The FTC will have a wealth of information to mine for its probe. It recently completed a six-month investigation of Google’s $750 million acquisition of AdMob Inc., giving its lawyers knowledge of the mobile-ad market that Apple has also entered.
Two things that should stick out here: First, the fact that the DOJ and FTC have to “negotiate” to decide who gets jurisdiction confirms that antitrust is not a valid form of “law.” If there’s no way to know in advance who enforces the law -- to say nothing of what the law actually prohibits -- then what you have is a glorified form of mob rule.

Second, the Journal’s refusal to identify the “antitrust enforcers” who are calling for preemptive attacks on Apple helps explain why these same “enforcers” are trying their best to save traditional, newspaper-based journalism. The Journal acts as a one-way conduit for mid-level bureaucrats to safely level anonymous threats against private companies. There’s little risk that these taxpayer-funded lawyers will be identified or held accountable for their statements.

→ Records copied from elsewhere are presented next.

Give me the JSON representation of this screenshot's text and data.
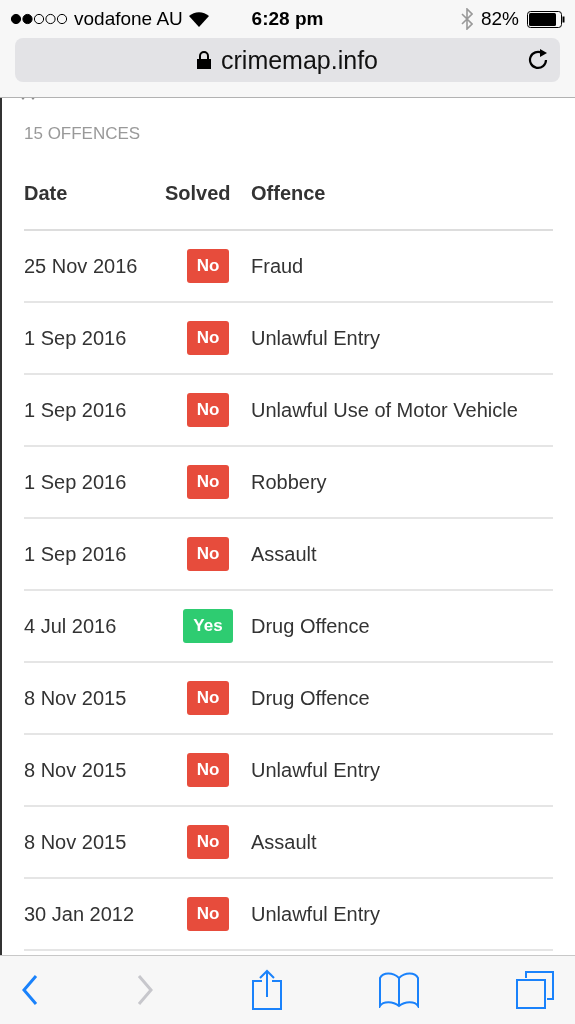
{
  "status_bar": {
    "carrier": "vodafone AU",
    "time": "6:28 pm",
    "battery": "82%"
  },
  "address_bar": {
    "url": "crimemap.info"
  },
  "summary": "15 OFFENCES",
  "table": {
    "columns": [
      "Date",
      "Solved",
      "Offence"
    ],
    "rows": [
      {
        "date": "25 Nov 2016",
        "solved": false,
        "solved_label": "No",
        "offence": "Fraud"
      },
      {
        "date": "1 Sep 2016",
        "solved": false,
        "solved_label": "No",
        "offence": "Unlawful Entry"
      },
      {
        "date": "1 Sep 2016",
        "solved": false,
        "solved_label": "No",
        "offence": "Unlawful Use of Motor Vehicle"
      },
      {
        "date": "1 Sep 2016",
        "solved": false,
        "solved_label": "No",
        "offence": "Robbery"
      },
      {
        "date": "1 Sep 2016",
        "solved": false,
        "solved_label": "No",
        "offence": "Assault"
      },
      {
        "date": "4 Jul 2016",
        "solved": true,
        "solved_label": "Yes",
        "offence": "Drug Offence"
      },
      {
        "date": "8 Nov 2015",
        "solved": false,
        "solved_label": "No",
        "offence": "Drug Offence"
      },
      {
        "date": "8 Nov 2015",
        "solved": false,
        "solved_label": "No",
        "offence": "Unlawful Entry"
      },
      {
        "date": "8 Nov 2015",
        "solved": false,
        "solved_label": "No",
        "offence": "Assault"
      },
      {
        "date": "30 Jan 2012",
        "solved": false,
        "solved_label": "No",
        "offence": "Unlawful Entry"
      }
    ]
  },
  "toolbar": [
    {
      "kind": "back",
      "disabled": false
    },
    {
      "kind": "forward",
      "disabled": true
    },
    {
      "kind": "share",
      "disabled": false
    },
    {
      "kind": "bookmarks",
      "disabled": false
    },
    {
      "kind": "tabs",
      "disabled": false
    }
  ]
}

Now as to the merits of this story, I’d just say one thing. The FTC is not concerned about hypothetical firms that might be shut out of the market by Apple. One can’t protect that which doesn’t exist. No, the FTC is concerned because other existing companies -- i.e., Adobe and Google -- diverted a portion of their sizable resources away from developing better products and towards unproductive lobbyists (er, antitrust counsel). The FTC wants to encourage this trend, because of course many of today’s “antitrust enforcers” would like to become unproductive lobbyists themselves.